Activists are moving to dismantle the legal and social barriers, and say their goals are beginning to take shape.
They are laying the groundwork to have their cause become the next domino to fall in a long line of civil rights victories secured by trans people, gays, lesbians, women and blacks. Not too long ago, those marginalized groups were also viewed as unnatural, depraved or inferior, until negative judgments became socially unacceptable and often illegal.
The aspirations of non-monogamists don’t sound like such a moonshot in an increasingly tolerant society where a transgender man can menstruate and experience childbirth, and Pete Buttigieg, a gay man married to another man, can make a serious run for U.S. president.
As the topic breaks into the mainstream, some churches are beginning to grapple with the issue, and polyamorous students are forming university clubs and organizing events. Last fall polyamory got attention, some of it sympathetic, when California Rep. Katie Hill, was forced to resign over allegations she was having an affair with a campaign staffer in a “throuple” with her then-husband. A recent TV episode of “House Hunters" featured three adults searching for a home to build their polyamorous nest, and Hollywood celebrities are opening up about their polyamorous lifestyles as well.
“There is plenty of evidence that consensual non-monogamy is an emerging civil rights movement,” said Heath Schechinger, a counseling psychologist at the University of California, Berkeley, and co-chair of the Consensual Non-Monogamy Task Force, recently created within the American Psychological Association. “I've heard from a number of people advocating for relationship structure diversity over the past 20 years who are elated about this issue finally gaining traction.”
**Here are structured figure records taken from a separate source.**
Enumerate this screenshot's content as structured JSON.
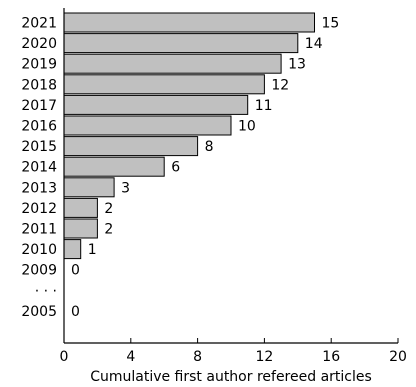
{
  "chart_data": {
    "type": "bar",
    "orientation": "horizontal",
    "categories": [
      "2021",
      "2020",
      "2019",
      "2018",
      "2017",
      "2016",
      "2015",
      "2014",
      "2013",
      "2012",
      "2011",
      "2010",
      "2009",
      "· · ·",
      "2005"
    ],
    "values": [
      15,
      14,
      13,
      12,
      11,
      10,
      8,
      6,
      3,
      2,
      2,
      1,
      0,
      null,
      0
    ],
    "data_labels": [
      "15",
      "14",
      "13",
      "12",
      "11",
      "10",
      "8",
      "6",
      "3",
      "2",
      "2",
      "1",
      "0",
      "",
      "0"
    ],
    "xlabel": "Cumulative first author refereed articles",
    "ylabel": "",
    "title": "",
    "xlim": [
      0,
      20
    ],
    "xticks": [
      0,
      4,
      8,
      12,
      16,
      20
    ],
    "grid": false,
    "bar_color": "#c0c0c0",
    "bar_edge_color": "#000000"
  }
}
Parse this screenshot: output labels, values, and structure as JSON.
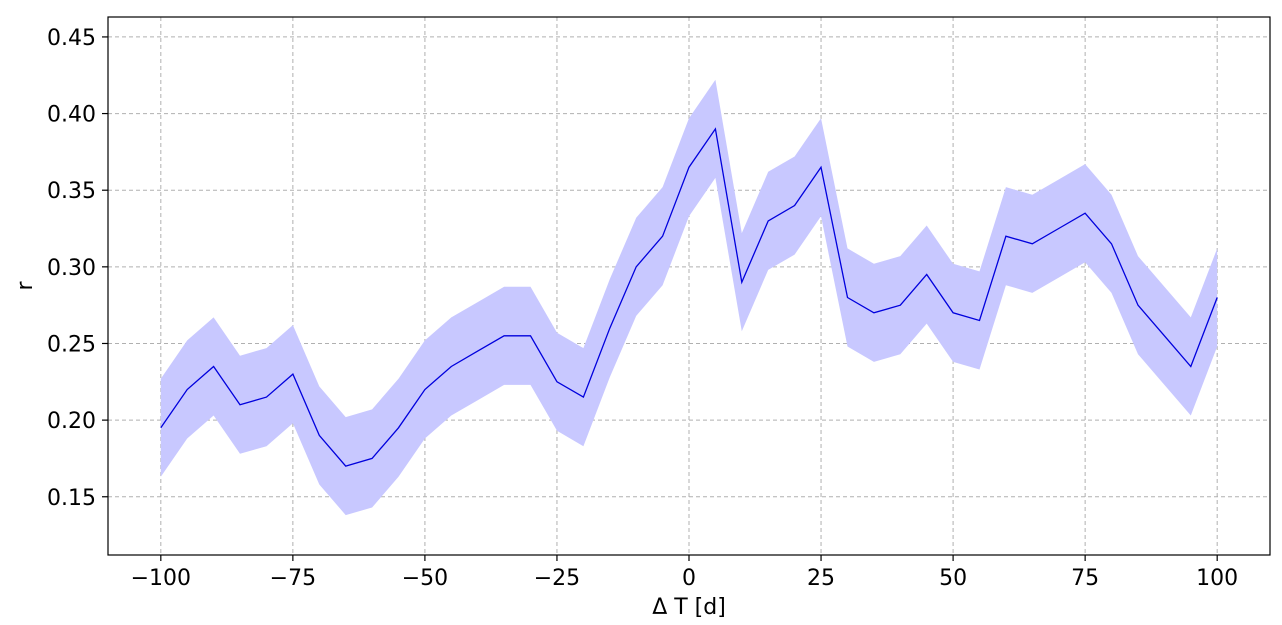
{
  "chart_data": {
    "type": "line",
    "xlabel": "Δ T [d]",
    "ylabel": "r",
    "xlim": [
      -110,
      110
    ],
    "ylim": [
      0.112,
      0.463
    ],
    "xticks": [
      -100,
      -75,
      -50,
      -25,
      0,
      25,
      50,
      75,
      100
    ],
    "xtick_labels": [
      "−100",
      "−75",
      "−50",
      "−25",
      "0",
      "25",
      "50",
      "75",
      "100"
    ],
    "yticks": [
      0.15,
      0.2,
      0.25,
      0.3,
      0.35,
      0.4,
      0.45
    ],
    "ytick_labels": [
      "0.15",
      "0.20",
      "0.25",
      "0.30",
      "0.35",
      "0.40",
      "0.45"
    ],
    "grid": true,
    "line_color": "#0000dd",
    "band_color": "#c8c8ff",
    "band_halfwidth": 0.032,
    "x": [
      -100,
      -95,
      -90,
      -85,
      -80,
      -75,
      -70,
      -65,
      -60,
      -55,
      -50,
      -45,
      -40,
      -35,
      -30,
      -25,
      -20,
      -15,
      -10,
      -5,
      0,
      5,
      10,
      15,
      20,
      25,
      30,
      35,
      40,
      45,
      50,
      55,
      60,
      65,
      70,
      75,
      80,
      85,
      90,
      95,
      100
    ],
    "y": [
      0.195,
      0.22,
      0.235,
      0.21,
      0.215,
      0.23,
      0.19,
      0.17,
      0.175,
      0.195,
      0.22,
      0.235,
      0.245,
      0.255,
      0.255,
      0.225,
      0.215,
      0.26,
      0.3,
      0.32,
      0.365,
      0.39,
      0.29,
      0.33,
      0.34,
      0.365,
      0.28,
      0.27,
      0.275,
      0.295,
      0.27,
      0.265,
      0.32,
      0.315,
      0.325,
      0.335,
      0.315,
      0.275,
      0.255,
      0.235,
      0.28
    ]
  }
}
Activists are already working with elected officials in more than a dozen local governments, especially in California, to expand local anti-discrimination ordinances to include a new protected class, “relationship structure,” said Berkeley psychologist and poly activist Dave Doleshal.
Most efforts are at the informal stage but the city of Berkeley did consider a formal proposal to extend protections in housing, employment, business practices, city facilities or education to swingers, polyamorists and other non-monogamists. The proposal stalled last year amid concerns that it would have required employers to provide health insurance to numerous sexual and romantic partners outside of marriage.
Undaunted by that setback, advocates continue to generate a body of ideas and theories that normalize non-monogamy as a form of positive sexuality -- and possibly an identity -- following a script followed by other marginalized groups. Their efforts have led to reassessments of non-monogamy in the psychological and legal fields, contending the relationships are emotionally healthy and ethical, and thus forging a social movement with a shared identity, shared vocabulary, shared history and a shared desire for full recognition.
And, yes, there is already a polyamory pride flag.